The discriminant is a key component of the quadratic formula. It is found within the square root part of the formula: \( b^2 - 4ac \). The discriminant tells us about the nature of the roots of a quadratic equation:

• If the discriminant is positive, there are two distinct real roots.
• If it is zero, there are exactly one real root (a repeated root).
• If the discriminant is negative, the quadratic equation has no real roots but two complex roots.

In our example, the discriminant was calculated as \(-44\). This negative result clearly indicates that the equation will not intersect the x-axis, resulting in complex roots.

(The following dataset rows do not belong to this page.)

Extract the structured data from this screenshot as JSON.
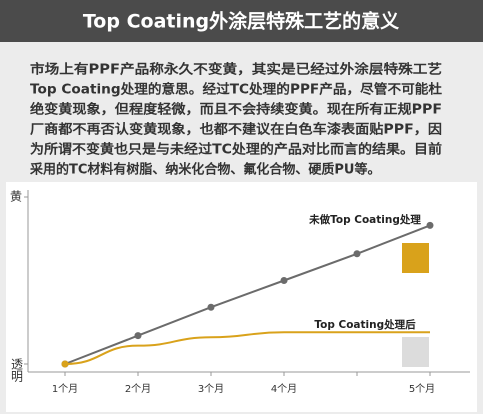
{
  "chart_data": {
    "type": "line",
    "title": "Top Coating外涂层特殊工艺的意义",
    "subtitle": [
      "市场上有PPF产品称永久不变黄，其实是已经过外涂层特殊工艺",
      "Top Coating处理的意思。经过TC处理的PPF产品，尽管不可能杜",
      "绝变黄现象，但程度轻微，而且不会持续变黄。现在所有正规PPF",
      "厂商都不再否认变黄现象，也都不建议在白色车漆表面贴PPF，因",
      "为所谓不变黄也只是与未经过TC处理的产品对比而言的结果。目前",
      "采用的TC材料有树脂、纳米化合物、氟化合物、硬质PU等。"
    ],
    "categories": [
      "1个月",
      "2个月",
      "3个月",
      "4个月",
      null,
      "5个月"
    ],
    "series": [
      {
        "name": "未做Top Coating处理",
        "color": "#6b6b6b",
        "values": [
          0,
          17,
          34,
          50,
          66,
          83
        ]
      },
      {
        "name": "Top Coating处理后",
        "color": "#d9a21b",
        "values": [
          0,
          11,
          16,
          19,
          19,
          19
        ]
      }
    ],
    "ylim": [
      0,
      100
    ],
    "yticks": [
      {
        "value": 0,
        "label": "透明"
      },
      {
        "value": 100,
        "label": "黄"
      }
    ],
    "grid": false
  }
}
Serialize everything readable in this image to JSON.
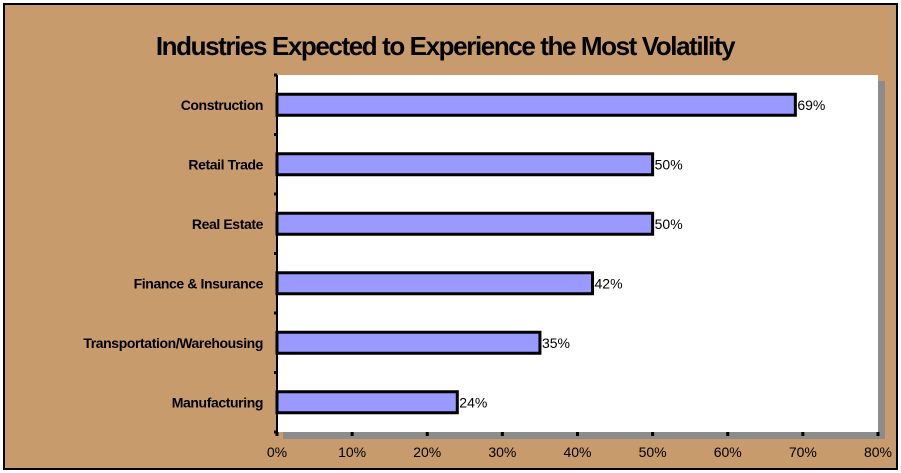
{
  "colors": {
    "background": "#c89b6c",
    "plot_area": "#ffffff",
    "plot_shadow": "#8c8c8c",
    "bar_fill": "#9999ff",
    "bar_stroke": "#000000"
  },
  "chart_data": {
    "type": "bar",
    "orientation": "horizontal",
    "title": "Industries Expected to Experience the Most Volatility",
    "xlabel": "",
    "ylabel": "",
    "categories": [
      "Construction",
      "Retail Trade",
      "Real Estate",
      "Finance & Insurance",
      "Transportation/Warehousing",
      "Manufacturing"
    ],
    "values": [
      69,
      50,
      50,
      42,
      35,
      24
    ],
    "data_labels": [
      "69%",
      "50%",
      "50%",
      "42%",
      "35%",
      "24%"
    ],
    "xlim": [
      0,
      80
    ],
    "x_ticks": [
      0,
      10,
      20,
      30,
      40,
      50,
      60,
      70,
      80
    ],
    "x_tick_labels": [
      "0%",
      "10%",
      "20%",
      "30%",
      "40%",
      "50%",
      "60%",
      "70%",
      "80%"
    ],
    "grid": false,
    "legend": "none"
  }
}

Complex roots occur when the discriminant of a quadratic equation is negative. In such cases, the roots are not real numbers and instead include imaginary numbers.This is seen when the square root of a negative number is involved, introducing the imaginary unit, \(i\), where \(i = \sqrt{-1}\). In the given exercise, after substituting the coefficients into the quadratic formula, we ended up with the roots: \(y = \frac{1 \pm i \sqrt{11}}{3}\). These roots are a combination of a real part \(\frac{1}{3}\) and an imaginary part \(\frac{i \sqrt{11}}{3}\).Understanding complex roots is essential, as they frequently appear in both mathematics and engineering disciplines.

A quadratic equation is a second-degree polynomial equation that can be expressed in the form \(ay^2 + by + c = 0\). It includes:

• Quadratic term: the \(ay^2\) part.
• Linear term: the \(by\) part.
• Constant term: the \(c\) part.

These equations are notable for their parabolic graphs and are a foundational component of algebra. To solve a quadratic equation, one may employ various methods such as factoring, completing the square, or using the quadratic formula. In our example, by using the quadratic formula, it allows for solving cases where other methods might not be applicable, especially when the roots are not conveniently rational or real numbers.

In the context of quadratic equations, coefficients are the constant multipliers of the variables present in the equation. For the equation \(ay^2 + by + c = 0\), the coefficients are:

• a: the coefficient of \(y^2\).
• b: the coefficient of \(y\).
• c: the constant term.

Recognizing and correctly identifying these coefficients is crucial in using the quadratic formula. For instance, in the exercise, \(a = 3\), \(b = -2\), and \(c = 4\) were identified as the coefficients. These values are then substituted into the quadratic formula to find the roots of the equation, making the determination of the coefficients a vital first step in solving quadratic equations.